The RIGHT WAY To Build AI Agents with CrewAI (BONUS: 100% Local)

The video showcases the process of setting up a Crew AI team using Lightning AI, from structuring agents and tasks to integrating tools and powering the crew with open-source models. The demonstration focuses on creating a financial analyst crew, utilizing Grok for information retrieval, and leveraging Lightning AI’s GPU capabilities for improved model performance.

In the video, the speaker demonstrates the optimal way to set up a Crew AI team, as advised by the Crew AI founder. The process involves using Lightning AI, a cloud-based code editor that allows for collaboration on code and powering open-source models. The speaker shows how to build a team, swap out GPT-4 for Mixol or Mistol, and thanks Lightning AI for sponsoring the video. A new Lightning Studio is created to start building the Crew AI code framework. The structure involves separate areas for tools, YAML files for defining agents and tasks, and a file to bring everything together.

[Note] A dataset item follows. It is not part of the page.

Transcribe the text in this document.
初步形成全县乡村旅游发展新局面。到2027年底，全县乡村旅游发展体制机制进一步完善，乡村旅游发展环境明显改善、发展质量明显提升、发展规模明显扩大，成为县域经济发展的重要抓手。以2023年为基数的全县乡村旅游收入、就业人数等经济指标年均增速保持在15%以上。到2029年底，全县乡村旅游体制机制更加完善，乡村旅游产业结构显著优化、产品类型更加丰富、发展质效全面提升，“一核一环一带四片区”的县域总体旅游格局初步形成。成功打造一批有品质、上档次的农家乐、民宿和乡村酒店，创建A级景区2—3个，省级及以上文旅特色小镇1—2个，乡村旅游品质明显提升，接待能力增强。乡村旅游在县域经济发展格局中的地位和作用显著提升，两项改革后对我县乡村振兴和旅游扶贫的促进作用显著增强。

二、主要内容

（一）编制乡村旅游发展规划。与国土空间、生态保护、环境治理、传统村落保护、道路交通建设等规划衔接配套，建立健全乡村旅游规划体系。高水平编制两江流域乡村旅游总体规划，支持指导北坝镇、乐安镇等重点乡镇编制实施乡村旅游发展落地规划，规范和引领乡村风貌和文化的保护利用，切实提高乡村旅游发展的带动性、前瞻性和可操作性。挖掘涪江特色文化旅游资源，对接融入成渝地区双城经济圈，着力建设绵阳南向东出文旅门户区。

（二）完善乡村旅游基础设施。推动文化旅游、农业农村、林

The process begins by creating a source folder in the new Lightning Studio, followed by creating a specific crew folder, in this case, a financial analyst crew. Within this folder, a config folder is created to house definitions of agents and tasks. YAML files for agents and tasks are then created, detailing the tasks of researching a specific company and analyzing company data. The agents’ roles and goals are defined in the agents.yaml file, matching each agent to an individual task.

Moving on to the file, the speaker imports relevant libraries and defines the financial analyst crew class, loading agents and tasks previously created. The Grok information is set up, and agents and tasks are pulled into the file. The crew is then defined, bringing together all agents and tasks in a sequential process. The file is created to print a message, and an API key for Grok is provided in a separate file.

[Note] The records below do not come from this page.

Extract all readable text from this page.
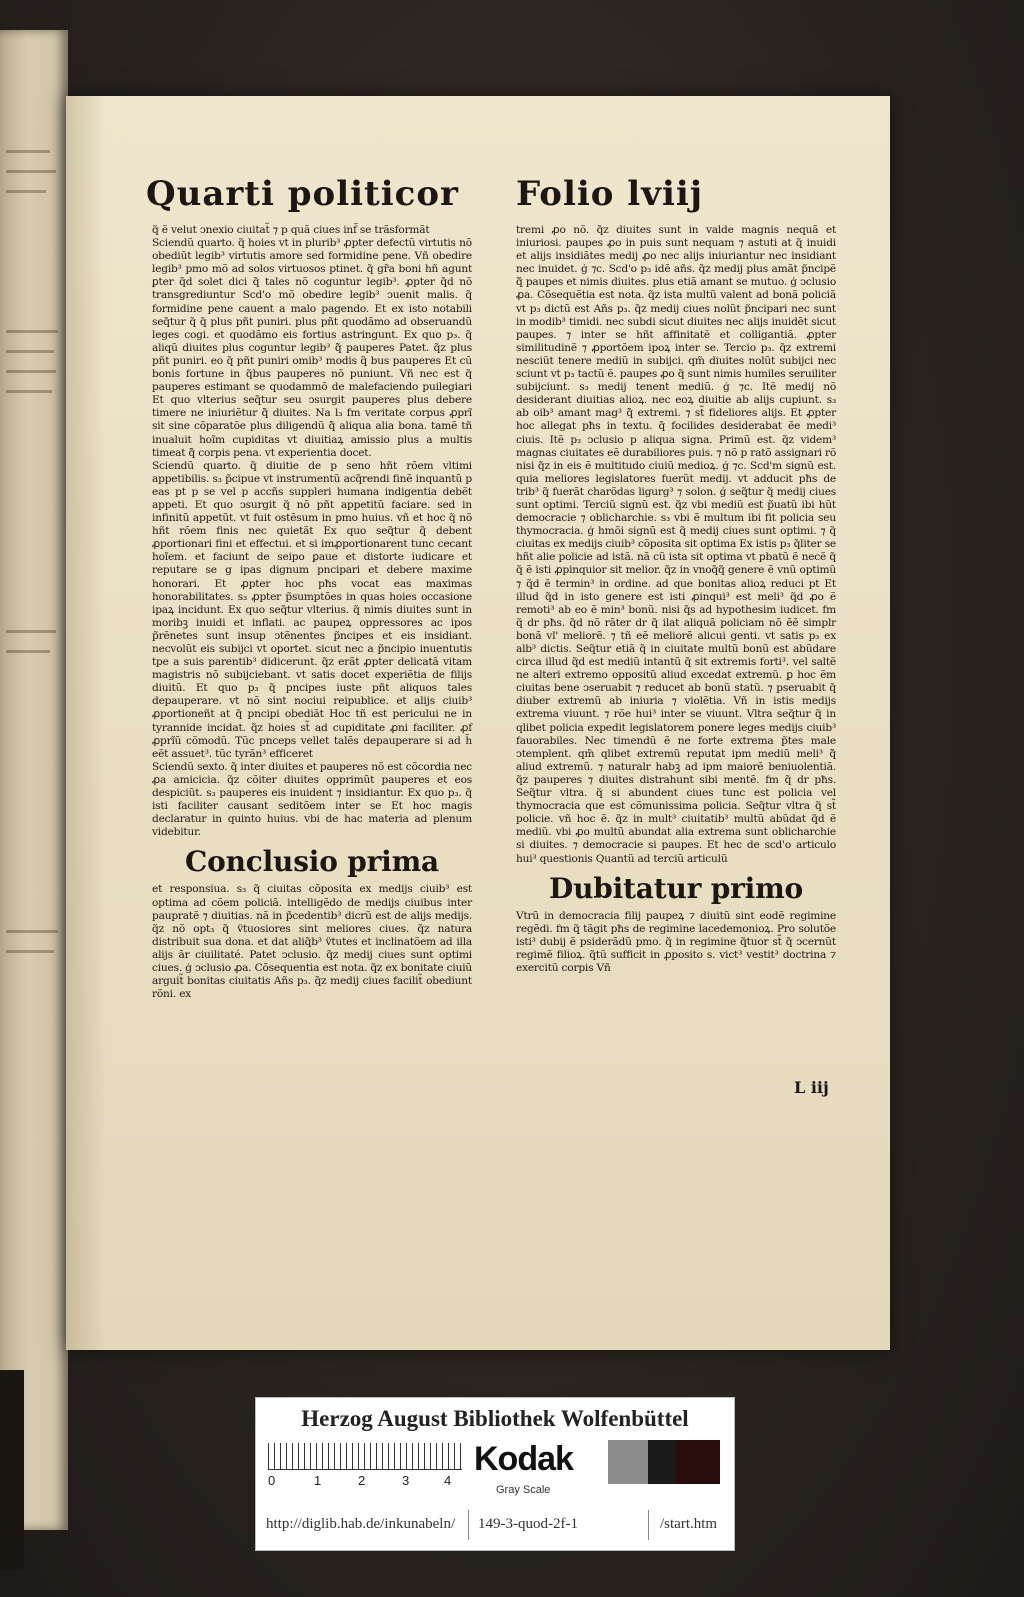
Quarti politicor Folio lviij

q̃ ẽ velut ↄnexio ciuitat̃ ⁊ p quã ciues inf̃ se trãsformãt

Sciendũ quarto. q̃ hoies vt in plurib³ ꝓpter defectũ virtutis nõ obediũt legib³ virtutis amore sed formidine pene. Vñ obedire legib³ pmo mõ ad solos virtuosos ptinet. q̃ gr̃a boni hñ agunt ꝑter q̃d solet dici q̃ tales nõ coguntur legib³. ꝓpter q̃d nõ transgrediuntur Scd'o mõ obedire legib³ ↄuenit malis. q̃ formidine pene cauent a malo pagendo. Et ex isto notabili seq̃tur q̃ q̃ plus pñt puniri. plus pñt quodãmo ad obseruandũ leges cogi. et quodãmo eis fortius astringunt. Ex quo p₃. q̃ aliqũ diuites plus coguntur legib³ q̃̃ pauperes Patet. q̃z plus pñt puniri. eo q̃ pñt puniri omib³ modis q̃ bus pauperes Et cũ bonis fortune in q̃bus pauperes nõ puniunt. Vñ nec est q̃ pauperes estimant se quodammõ de malefaciendo puilegiari Et quo vlterius seq̃tur seu ↄsurgit pauperes plus debere timere ne iniuriẽtur q̃̃ diuites. Na l₃ fm veritate corpus ꝓprĩ sit sine cõparatõe plus diligendũ q̃̃ aliqua alia bona. tamẽ tñ inualuit hoĩm cupiditas vt diuitiaꝝ amissio plus a multis timeat q̃̃ corpis pena. vt experientia docet.

Sciendũ quarto. q̃ diuitie de p seno hñt rõem vltimi appetibilis. s₃ p̃cipue vt instrumentũ acq̃rendi finẽ inquantũ p eas pt p se vel p accñs suppleri humana indigentia debẽt appeti. Et quo ↄsurgit q̃ nõ pñt appetitũ faciare. sed in infinitũ appetũt. vt fuit ostẽsum in pmo huius. vñ et hoc q̃ nõ hñt rõem finis nec quietãt Ex quo seq̃tur q̃ debent ꝓportionari fini et effectui. et si imꝓportionarent tunc cecant hoĩem. et faciunt de seipo ꝑaue et distorte iudicare et reputare se g ipas dignum pncipari et debere maxime honorari. Et ꝓpter hoc pħs vocat eas maximas honorabilitates. s₃ ꝓpter p̃sumptões in quas hoies occasione ipaꝝ incidunt. Ex quo seq̃tur vlterius. q̃ nimis diuites sunt in moribꝫ inuidi et inflati. ac paupeꝝ oppressores ac ipos p̃rẽnetes sunt insup ↄtẽnentes p̃ncipes et eis insidiant. necvolũt eis subijci vt oportet. sicut nec a p̃ncipio inuentutis tpe a suis parentib³ didicerunt. q̃z erãt ꝓpter delicatã vitam magistris nõ subijciebant. vt satis docet experiẽtia de filijs diuitũ. Et quo p₃ q̃ pncipes iuste pñt aliquos tales depauperare. vt nõ sint nociui reipublice. et alijs ciuib³ ꝓportioneñt at q̃ pncipi obediãt Hoc tñ est pericului ne in tyrannide incidat. q̃z hoies st̃ ad cupiditate ꝓni faciliter. ꝓf ꝓprĩũ cõmodũ. Tũc pnceps vellet talẽs depauperare si ad h̃ eẽt assuet³. tũc tyrãn³ efficeret

Sciendũ sexto. q̃ inter diuites et pauperes nõ est cõcordia nec ꝓa amicicia. q̃z cõiter diuites opprimũt pauperes et eos despiciũt. s₃ pauperes eis inuident ⁊ insidiantur. Ex quo p₃. q̃ isti faciliter causant seditõem inter se Et hoc magis declaratur in quinto huius. vbi de hac materia ad plenum videbitur.

Conclusio prima

et responsiua. s₃ q̃ ciuitas cõposita ex medijs ciuib³ est optima ad cõem policiã. intelligẽdo de medijs ciuibus inter paupratẽ ⁊ diuitias. nã in p̃cedentib³ dicrũ est de alijs medijs. q̃z nõ opt₃ q̃ v̈tuosiores sint meliores ciues. q̃z natura distribuit sua dona. et dat aliq̃b³ v̈tutes et inclinatõem ad illa alijs ãr ciuilitaté. Patet ↄclusio. q̃z medij ciues sunt optimi ciues. ģ ↄclusio ꝓa. Cõsequentia est nota. q̃z ex bonitate ciuiũ arguit̃ bonitas ciuitatis Añs p₃. q̃z medij ciues facilit̃ obediunt rõni. ex

tremi ꝓo nõ. q̃z diuites sunt in valde magnis nequã et iniuriosi. paupes ꝓo in puis sunt nequam ⁊ astuti at q̃ inuidi et alijs insidiãtes medij ꝓo nec alijs iniuriantur nec insidiant nec inuidet. ģ ⁊c. Scd'o p₃ idẽ añs. q̃z medij plus amãt p̃ncipẽ q̃̃ paupes et nimis diuites. plus etiã amant se mutuo. ģ ↄclusio ꝓa. Cõsequẽtia est nota. q̃z ista multũ valent ad bonã policiã vt p₃ dictũ est Añs p₃. q̃z medij ciues nolũt p̃ncipari nec sunt in modib³ timidi. nec subdi sicut diuites nec alijs inuidẽt sicut paupes. ⁊ inter se hñt affinitatẽ et colligantiã. ꝓpter similitudinẽ ⁊ ꝓportõem ipoꝝ inter se. Tercio p₃. q̃z extremi nesciũt tenere mediũ in subijci. qm̃ diuites nolũt subijci nec sciunt vt p₃ tactũ ẽ. paupes ꝓo q̃ sunt nimis humiles seruiliter subijciunt. s₃ medij tenent mediũ. ģ ⁊c. Itẽ medij nõ desiderant diuitias alioꝝ. nec eoꝝ diuitie ab alijs cupiunt. s₃ ab oib³ amant mag³ q̃̃ extremi. ⁊ st̃ fideliores alijs. Et ꝓpter hoc allegat pħs in textu. q̃ focilides desiderabat ẽe medi³ ciuis. Itẽ p₃ ↄclusio p aliqua signa. Primũ est. q̃z videm³ magnas ciuitates eẽ durabiliores puis. ⁊ nõ p ratõ assignari rõ nisi q̃z in eis ẽ multitudo ciuiũ medioꝝ. ģ ⁊c. Scd'm signũ est. quia meliores legislatores fuerũt medij. vt adducit pħs de trib³ q̃ fuerãt charõdas ligurg³ ⁊ solon. ģ seq̃tur q̃ medij ciues sunt optimi. Terciũ signũ est. q̃z vbi mediũ est p̃uatũ ibi hũt democracie ⁊ oblicharchie. s₃ vbi ẽ multum ibi fit policia seu thymocracia. ģ hmõi signũ est q̃ medij ciues sunt optimi. ⁊ q̃ ciuitas ex medijs ciuib³ cõposita sit optima Ex istis p₃ q̃liter se hñt alie policie ad istã. nã cũ ista sit optima vt pbatũ ẽ necẽ q̃ q̃ ẽ isti ꝓpinquior sit melior. q̃z in vnoq̃q̃ genere ẽ vnũ optimũ ⁊ q̃d ẽ termin³ in ordine. ad que bonitas alioꝝ reduci pt Et illud q̃d in isto genere est isti ꝓinqui³ est meli³ q̃d ꝓo ẽ remoti³ ab eo ẽ min³ bonũ. nisi q̃s ad hypothesim iudicet. fm q̃ dr pħs. q̃d nõ rãter dr q̃ ilat aliquã policiam nõ ẽẽ simplr bonã vl' meliorẽ. ⁊ tñ eẽ meliorẽ alicui genti. vt satis p₃ ex alb³ dictis. Seq̃tur etiã q̃ in ciuitate multũ bonũ est abũdare circa illud q̃d est mediũ intantũ q̃ sit extremis forti³. vel saltẽ ne alteri extremo oppositũ aliud excedat extremũ. ꝑ hoc ẽm ciuitas bene ↄseruabit ⁊ reducet ab bonũ statũ. ⁊ pseruabit q̃ diuber extremũ ab iniuria ⁊ violẽtia. Vñ in istis medijs extrema viuunt. ⁊ rõe hui³ inter se viuunt. Vltra seq̃tur q̃ in qlibet policia expedit legislatorem ponere leges medijs ciuib³ fauorabiles. Nec timendũ ẽ ne forte extrema p̃tes male ↄtemplent. qm̃ qlibet extremũ reputat ipm mediũ meli³ q̃̃ aliud extremũ. ⁊ naturalr habꝫ ad ipm maiorẽ beniuolentiã. q̃z pauperes ⁊ diuites distrahunt sibi mentẽ. fm q̃ dr pħs. Seq̃tur vltra. q̃ si abundent ciues tunc est policia vel thymocracia que est cõmunissima policia. Seq̃tur vltra q̃ st̃ policie. vñ hoc ẽ. q̃z in mult³ ciuitatib³ multũ abũdat q̃d ẽ mediũ. vbi ꝓo multũ abundat alia extrema sunt oblicharchie si diuites. ⁊ democracie si paupes. Et hec de scd'o articulo hui³ questionis Quantũ ad terciũ articulũ

Dubitatur primo

Vtrũ in democracia filij paupeꝝ ⁊ diuitũ sint eodẽ regimine regẽdi. fm q̃ tãgit pħs de regimine lacedemonioꝝ. Pro solutõe isti³ dubij ẽ psiderãdũ pmo. q̃ in regimine q̃tuor st̃ q̃ ↄcernũt regimẽ filioꝝ. q̃tũ sufficit in ꝓposito s. vict³ vestit³ doctrina ⁊ exercitũ corpis Vñ

L iij
Herzog August Bibliothek Wolfenbüttel
0	1	2	3	4
Kodak
Gray Scale
http://diglib.hab.de/inkunabeln/ 149-3-quod-2f-1	/start.htm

The process continues with the creation of tools, where existing SEC tools are utilized from the Crew AI examples library. Poetry is used to manage dependencies, and the code is run to check if the crew setup works correctly. The process is successful, showcasing the crew in action, providing stock information, financial analysis, and relevant metrics. Furthermore, the speaker demonstrates how to power the crew with an open-source model using Lightning AI’s GPU support, showing the process of setting up an API endpoint and integrating it into the crew for enhanced functionality.

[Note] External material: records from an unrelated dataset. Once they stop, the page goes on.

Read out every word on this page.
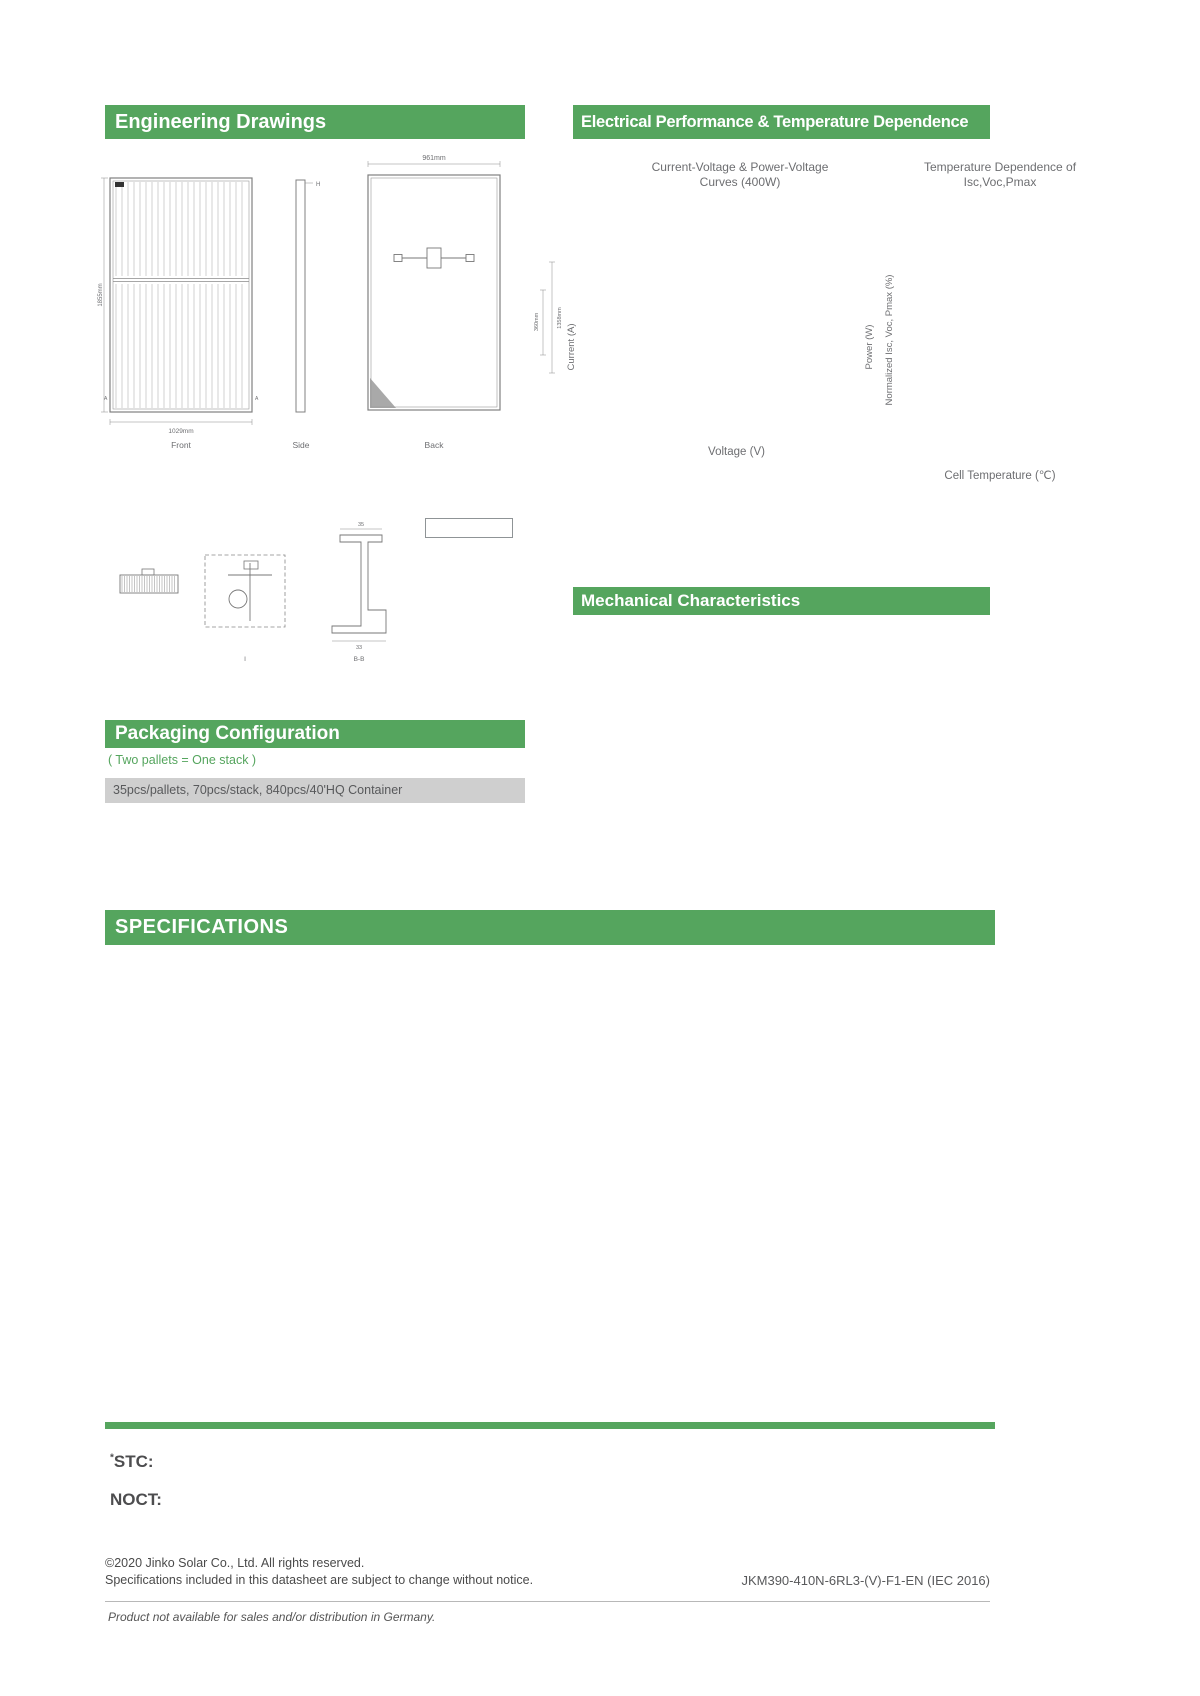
Engineering Drawings	Electrical Performance & Temperature Dependence
Mechanical Characteristics
Packaging Configuration
SPECIFICATIONS
A	A
1855mm
1029mm
Front
H
Side
961mm
360mm	1358mm
Back
I
35
33
B-B
Current-Voltage & Power-Voltage
Curves (400W)
Temperature Dependence of
Isc,Voc,Pmax
Current (A)	Power (W)
Voltage (V)
Normalized Isc, Voc, Pmax (%)
Cell Temperature (℃)
( Two pallets = One stack )
35pcs/pallets, 70pcs/stack, 840pcs/40'HQ Container
*STC:
NOCT:
©2020 Jinko Solar Co., Ltd. All rights reserved.
Specifications included in this datasheet are subject to change without notice.	JKM390-410N-6RL3-(V)-F1-EN (IEC 2016)
Product not available for sales and/or distribution in Germany.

In conclusion, the video provides a detailed walkthrough of setting up a Crew AI team using Lightning AI, structuring agents and tasks, integrating tools, and powering the crew with open-source models. This comprehensive guide covers the setup of a financial analyst crew, the use of Grok for information retrieval, and the utilization of Lightning AI’s GPU capabilities to enhance model performance. The step-by-step instructions, along with practical demonstrations, offer valuable insights into building efficient AI agents with Crew AI, empowering viewers to create their AI projects effectively.